In 2009, HIPAA was supplemented by the Health Information Technology for Economic and Clinical Health Act (HITECH). Its purpose was to direct HHS to promote and expand the adoption of health information technology. It incentivized “meaningful use” of electronic health records systems by healthcare providers as well as improved the Privacy and Security provisions as promulgated by HIPAA.
While both legislative acts made significant and positive changes to the health care industry by providing a baseline standard framework for the portability and security of protected health information, HIPAA/HITECH does not reflect the most rigorous tools and procedures. In response to this deficiency, an alliance of leaders in the healthcare industry developed a certifiable security framework that raised the standards of security policy and procedure.
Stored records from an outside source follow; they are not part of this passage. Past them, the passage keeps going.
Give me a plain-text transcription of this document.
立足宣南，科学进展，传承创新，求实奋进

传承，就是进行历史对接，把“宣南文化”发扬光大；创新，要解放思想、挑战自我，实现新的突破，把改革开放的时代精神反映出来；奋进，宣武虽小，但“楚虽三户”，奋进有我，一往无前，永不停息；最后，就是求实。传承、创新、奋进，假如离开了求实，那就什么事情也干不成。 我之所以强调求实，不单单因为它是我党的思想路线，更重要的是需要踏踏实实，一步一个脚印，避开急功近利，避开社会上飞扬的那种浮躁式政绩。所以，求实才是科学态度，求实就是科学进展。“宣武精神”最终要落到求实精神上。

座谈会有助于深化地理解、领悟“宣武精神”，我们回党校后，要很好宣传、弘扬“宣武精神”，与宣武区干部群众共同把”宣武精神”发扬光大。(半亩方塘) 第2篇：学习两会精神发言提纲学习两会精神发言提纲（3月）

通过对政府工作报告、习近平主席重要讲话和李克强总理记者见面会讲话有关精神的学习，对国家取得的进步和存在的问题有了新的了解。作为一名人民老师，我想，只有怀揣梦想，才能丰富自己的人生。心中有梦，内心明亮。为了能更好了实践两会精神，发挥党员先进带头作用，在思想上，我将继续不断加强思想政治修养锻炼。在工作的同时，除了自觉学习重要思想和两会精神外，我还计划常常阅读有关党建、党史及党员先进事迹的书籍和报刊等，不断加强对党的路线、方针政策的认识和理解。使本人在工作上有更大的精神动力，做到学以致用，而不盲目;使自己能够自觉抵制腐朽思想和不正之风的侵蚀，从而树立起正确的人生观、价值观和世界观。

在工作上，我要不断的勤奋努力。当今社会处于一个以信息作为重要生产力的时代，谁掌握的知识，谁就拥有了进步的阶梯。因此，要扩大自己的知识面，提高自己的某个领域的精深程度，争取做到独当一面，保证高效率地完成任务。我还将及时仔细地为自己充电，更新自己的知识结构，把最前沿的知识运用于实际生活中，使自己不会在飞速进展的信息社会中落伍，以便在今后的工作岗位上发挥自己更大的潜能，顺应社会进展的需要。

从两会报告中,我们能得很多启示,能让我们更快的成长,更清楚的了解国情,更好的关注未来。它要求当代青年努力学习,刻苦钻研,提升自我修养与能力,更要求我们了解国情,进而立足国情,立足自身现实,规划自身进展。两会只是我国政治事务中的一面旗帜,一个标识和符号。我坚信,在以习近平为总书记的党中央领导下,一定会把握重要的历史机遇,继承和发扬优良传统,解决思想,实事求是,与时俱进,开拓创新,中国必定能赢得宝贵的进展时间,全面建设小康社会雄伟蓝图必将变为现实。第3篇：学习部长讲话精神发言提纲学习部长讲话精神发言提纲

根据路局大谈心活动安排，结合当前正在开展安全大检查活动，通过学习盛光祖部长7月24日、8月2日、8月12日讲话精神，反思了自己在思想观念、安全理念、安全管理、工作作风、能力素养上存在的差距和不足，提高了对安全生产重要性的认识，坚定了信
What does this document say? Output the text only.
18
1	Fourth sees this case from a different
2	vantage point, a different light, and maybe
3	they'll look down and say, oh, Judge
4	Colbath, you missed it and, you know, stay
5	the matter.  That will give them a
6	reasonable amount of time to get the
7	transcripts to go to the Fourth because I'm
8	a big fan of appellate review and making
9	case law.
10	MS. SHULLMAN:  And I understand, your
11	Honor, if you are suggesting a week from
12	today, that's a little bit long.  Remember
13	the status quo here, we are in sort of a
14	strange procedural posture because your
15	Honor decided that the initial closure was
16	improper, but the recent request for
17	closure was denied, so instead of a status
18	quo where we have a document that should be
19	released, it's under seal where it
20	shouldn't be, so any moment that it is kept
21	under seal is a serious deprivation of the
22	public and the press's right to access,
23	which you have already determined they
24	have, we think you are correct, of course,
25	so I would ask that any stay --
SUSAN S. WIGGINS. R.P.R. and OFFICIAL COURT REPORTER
This framework provided stricter controls and mandate the implementation of more comprehensive policies that ensures the security integrity of protected health information.
HITRUST is a United States organization that, in collaboration with healthcare, technology and information security leaders, has established a Common Security Framework (CSF) that can be used by all organizations that create, access, store or exchange sensitive and/or regulated data. The CSF includes a prescriptive set of controls that seek to harmonize the requirements of multiple regulations and standards, including HIPAA, and PCI. HITRUST is primarily focused on providing a stronger security framework for the healthcare industry than what is mandated by HIPAA/HITECH, PCI, NIST, Joint Commission, FTC, Cloud Security Alliance, and COBIT.
The CSF is organized into 13 control categories, which contain 42 Control Objectives and 135 Control Specifications, with each Control Specification consisting of three implementations based on organizational, system and regulatory factors. Despite the seemingly large Control set, not all Control Specifications are applicable to every company. The CSF seeks to address a wide range of health care companies and so has sought to account for any business model. The 13 control categories attempt to normalize the various security standards for healthcare organizations incorporating federal, state, third party and government implementations.
The legislative landscape is ever-evolving. To demonstrate compliance with HIPAA, numerous state regulations, and other industry requirements, many companies benefit from implementing the CSF to integrate information security risk management into overarching enterprise risk management programs. Further, there is no ‘HIPAA certification’ in spite of the fact that many healthcare and health tech companies claim that they are indeed, certified. HITRUST can provide your company with a third-party assessment to verify that your company has met all of the industry-defined certification requirements of the CSF.
Benefits of this certification can include:
- Reduce time dedicated to audits
- Reduce or eliminate time needed to fill out security questionnaires for prospective or current clients
- Competitive advantage provided by a third party certification
While the HITRUST process takes time, for many organizations the effort is well worth the time spent in the long run.